京都市東山区の八坂庚申堂。 カラフルな着物姿の女性が撮影のため押し寄せる。 お目当ては境内にある極彩色の小さな縫いぐるみが連なった「くくり猿」。 写真共有アプリ「インスタグラム」に公開された写真が話題となり人気が出た。

女性らの着物はほとんどがレンタルで、軽くてクリーニングに出せるポリエステル製。 出版社「きものと宝飾社(中京区)」によると、京都市にレンタル着物店は約 250 軒あり、10 年前に比べて 2 倍近くになった。 外国人観光客が増えたことも背景にあるという。
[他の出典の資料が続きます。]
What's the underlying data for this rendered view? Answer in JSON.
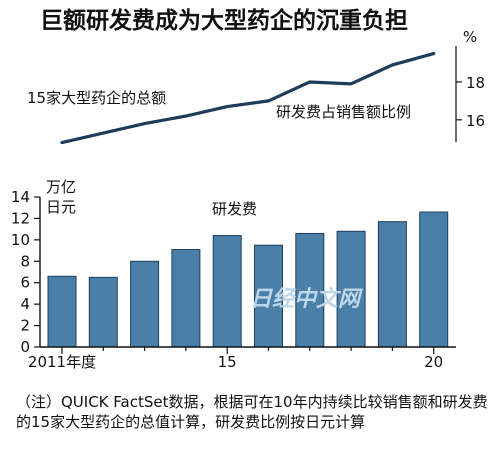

伝統的な友禅染などに比べ、ポリエステルの着物は派手であることが多く、「京都の風情が失われるのではないか」と業界関係者の中には批判する人もいる。 一方、伝統産業は厳しい局面だ。 今年 3 月、ツイッターに投稿された「給与なし、仕事保証なし」という西陣織職人の求人が話題になった。 ブラック企業という批判も寄せられたが、現場には切実な事情がある。

西陣織の製造元「紫紘(上京区)」では、嫁入り道具として着物を仕立てる風習が廃れたこともあり、売り上げは 30 年前に比べ約 10 分の 1 に。 それに伴い、織機の台数も減らした。 職人は 60 - 70 代が中心。 ベテラン職人の小林陽(あきら)さん (711) は「技術は話すだけでは分からない部分がある。 自分たちが生きているうちに教えないと。 20 年後は難しいだろう。」と危ぶんだ。

そうした中、ワンランク上の着物に目を向けてもらおうとレンタル業界にも新しい動きが出てきた。 着物問屋のレンタル部門「京裳庵(きょうしょうあん)」では今年から、愛好家が着なくなった着物を着付けて、そのまま持ち帰ってもらうサービスを始めた。 本業は織物の売買だが和装離れが進み、「このままでは文化が消えてしまう」と 8 年前から貸出業を開始。

修学旅行生を呼び込むなど地道な普及活動の結果、ポリエステルでは物足りないという利用客が出てきた。 店長の内藤雅美さん (32) は「レンタルではなく、最終的には自分の着物を持つことにつながれば」と期待している。